Aspidsus-Kejati-Riau-Sugeng-Riyanta.jpg
(RIAUONLINE.CO.ID/ISTIMEWA)

RIAU ONLINE, PEKANBARU - Jaksa penyidik Pidana Khusus (Pidsus) Kejaksaan Tinggi (Kejati) kembali memanggil enam saksi terkait kasus dugaan korupsi Surat Perintah Perjalanan Dinas (SPPD) fiktif di Badan Pendapatan Daerah (Bappeda) Riau.

Mereka akan dimintai keterangan ulang terkait SPPD 2015-2016. Asisten Pidsus Kejati Riau, Sugeng Riyanta, mengatakan, pemeriksaan ulang terhadap keenam saksi itu untuk memperdalam fakta-fakta pihak mana saja terlibat dalam dugaan korupsi SPPD fiktif.

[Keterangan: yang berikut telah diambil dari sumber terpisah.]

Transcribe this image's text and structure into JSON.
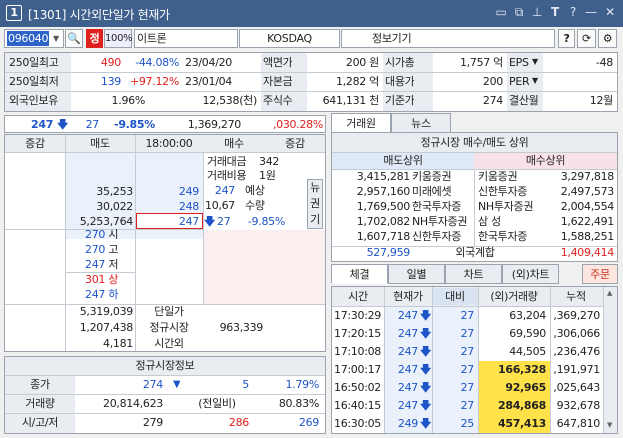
{
  "window": {
    "number": "1",
    "title": "[1301] 시간외단일가 현재가"
  },
  "toolbar": {
    "code": "096040",
    "name_tag": "정",
    "percent": "100%",
    "name": "이트론",
    "market": "KOSDAQ",
    "info_btn": "정보기기",
    "help": "?"
  },
  "summary": {
    "rows": [
      {
        "l1": "250일최고",
        "v1": "490",
        "p1": "-44.08%",
        "d1": "23/04/20",
        "l2": "액면가",
        "v2": "200 원",
        "l3": "시가총",
        "v3": "1,757 억",
        "l4": "EPS",
        "v4": "-48"
      },
      {
        "l1": "250일최저",
        "v1": "139",
        "p1": "+97.12%",
        "d1": "23/01/04",
        "l2": "자본금",
        "v2": "1,282 억",
        "l3": "대용가",
        "v3": "200",
        "l4": "PER",
        "v4": ""
      },
      {
        "l1": "외국인보유",
        "v1": "1.96%",
        "p1": "12,538(천)",
        "d1": "",
        "l2": "주식수",
        "v2": "641,131 천",
        "l3": "기준가",
        "v3": "274",
        "l4": "결산월",
        "v4": "12월"
      }
    ]
  },
  "price_bar": {
    "price": "247",
    "change": "27",
    "rate": "-9.85%",
    "volume": "1,369,270",
    "ratio": ",030.28%"
  },
  "orderbook": {
    "headers": [
      "증감",
      "매도",
      "18:00:00",
      "매수",
      "증감"
    ],
    "trade_amount_label": "거래대금",
    "trade_amount": "342",
    "trade_cost_label": "거래비용",
    "trade_cost": "1원",
    "asks": [
      {
        "qty": "35,253",
        "price": "249"
      },
      {
        "qty": "30,022",
        "price": "248"
      },
      {
        "qty": "5,253,764",
        "price": "247"
      }
    ],
    "expected_price": "247",
    "expected_label": "예상",
    "expected_qty": "10,676",
    "qty_label": "수량",
    "expected_change": "27",
    "expected_rate": "-9.85%",
    "side_tabs": [
      "뉴",
      "권",
      "기"
    ],
    "stats": [
      {
        "price": "270",
        "label": "시"
      },
      {
        "price": "270",
        "label": "고"
      },
      {
        "price": "247",
        "label": "저"
      },
      {
        "price": "301",
        "label": "상"
      },
      {
        "price": "247",
        "label": "하"
      }
    ],
    "bottom": [
      {
        "left": "5,319,039",
        "mid": "단일가",
        "right": ""
      },
      {
        "left": "1,207,438",
        "mid": "정규시장",
        "right": "963,339"
      },
      {
        "left": "4,181",
        "mid": "시간외",
        "right": ""
      }
    ]
  },
  "regular": {
    "title": "정규시장정보",
    "rows": [
      {
        "label": "종가",
        "a": "274",
        "b": "5",
        "c": "1.79%"
      },
      {
        "label": "거래량",
        "a": "20,814,623",
        "b": "(전일비)",
        "c": "80.83%"
      },
      {
        "label": "시/고/저",
        "a": "279",
        "b": "286",
        "c": "269"
      }
    ]
  },
  "broker": {
    "tabs": [
      "거래원",
      "뉴스"
    ],
    "title": "정규시장 매수/매도 상위",
    "sell_header": "매도상위",
    "buy_header": "매수상위",
    "rows": [
      {
        "sq": "3,415,281",
        "sn": "키움증권",
        "bn": "키움증권",
        "bq": "3,297,818"
      },
      {
        "sq": "2,957,160",
        "sn": "미래에셋",
        "bn": "신한투자증",
        "bq": "2,497,573"
      },
      {
        "sq": "1,769,500",
        "sn": "한국투자증",
        "bn": "NH투자증권",
        "bq": "2,004,554"
      },
      {
        "sq": "1,702,082",
        "sn": "NH투자증권",
        "bn": "삼  성",
        "bq": "1,622,491"
      },
      {
        "sq": "1,607,718",
        "sn": "신한투자증",
        "bn": "한국투자증",
        "bq": "1,588,251"
      }
    ],
    "foreign_sell": "527,959",
    "foreign_label": "외국계합",
    "foreign_buy": "1,409,414"
  },
  "trades": {
    "tabs": [
      "체결",
      "일별",
      "차트",
      "(외)차트",
      "주문"
    ],
    "headers": [
      "시간",
      "현재가",
      "대비",
      "(외)거래량",
      "누적"
    ],
    "rows": [
      {
        "t": "17:30:29",
        "p": "247",
        "d": "27",
        "v": "63,204",
        "a": ",369,270",
        "hl": false
      },
      {
        "t": "17:20:15",
        "p": "247",
        "d": "27",
        "v": "69,590",
        "a": ",306,066",
        "hl": false
      },
      {
        "t": "17:10:08",
        "p": "247",
        "d": "27",
        "v": "44,505",
        "a": ",236,476",
        "hl": false
      },
      {
        "t": "17:00:17",
        "p": "247",
        "d": "27",
        "v": "166,328",
        "a": ",191,971",
        "hl": true
      },
      {
        "t": "16:50:02",
        "p": "247",
        "d": "27",
        "v": "92,965",
        "a": ",025,643",
        "hl": true
      },
      {
        "t": "16:40:15",
        "p": "247",
        "d": "27",
        "v": "284,868",
        "a": "932,678",
        "hl": true
      },
      {
        "t": "16:30:05",
        "p": "249",
        "d": "25",
        "v": "457,413",
        "a": "647,810",
        "hl": true
      }
    ]
  },
  "colors": {
    "title_bar": "#3f5f8c",
    "up": "#e0201e",
    "down": "#1d54c8",
    "highlight": "#ffe14a"
  }
}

Nama saksi tersebut disebut-sebut tersangka Deyu, dalam pemeriksaan sebelumnya.

"Penyidik mengagendakan pemeriksaan ulang terhadap enam saksi disebut-sebut tersangka DY ikut terlibat (SPPD) fiktif," ujar Sugeng, Selasa, 10 Oktober 2017.

Sebelumnya, keenam saksi itu sudah pernah diperiksa jaksa penyidik dalam kasus SPPD fiktif Bapenda. Keterangan mereka kembali dibutuhkan untuk klarifikasi dan validasi fakta sesuai apa disampaikan Deyu.

Baca Juga: 

Hakim Tolak Praperadilan Kasubag Keuangan Bapenda Riau


Mantan Sekretaris Bapenda Riau Resmi Masuk Bui

Menurut Sugeng, pemeriksaan mereka dilakukan secepatnya. "Diagendakan dalam minggu ini semuanya sudah beres," katanya.

Pemeriksaan ulang ini sangat penting guna menentukan langkah selanjutnya. Nantinya, jaksa penyidik akan menyimpulkan apakah keterangan tersangka Deyu dalam Berita Acara Pemeriksaan (BAP) tentang perbuatan saksi-saksi itu hanya sekadar alibi atau memang merupakan fakta hukum didukung bukti cukup.

Setelah pemeriksaan ulang saksi selesai, jaksa penyidik akan fokus pemberkasan agar berkas kedua tersangka, Deyu dan Deliana. Selanjutnya, berkas dilimpahkan ke pengadilan untuk disidangkan.

Sebelumnya, jaksa penyidik jtelah memeriksa mantan Kepala Dinas Pendapatan (Kadispenda) Riau, SF Haryanto. Dispenda kini berubah nama menjadi Bapenda. Ia disebut-sebut tersangka Deyu berperan besar dalam korupsi itu.

Dugaan korupsi SPPD fiktif ini terjadi pada 2016-2016. Modusnya, pemotongan anggaran perjalanan dan membuat perjalanan fiktif hingga negara dirugikan Rp 1,3 miliar.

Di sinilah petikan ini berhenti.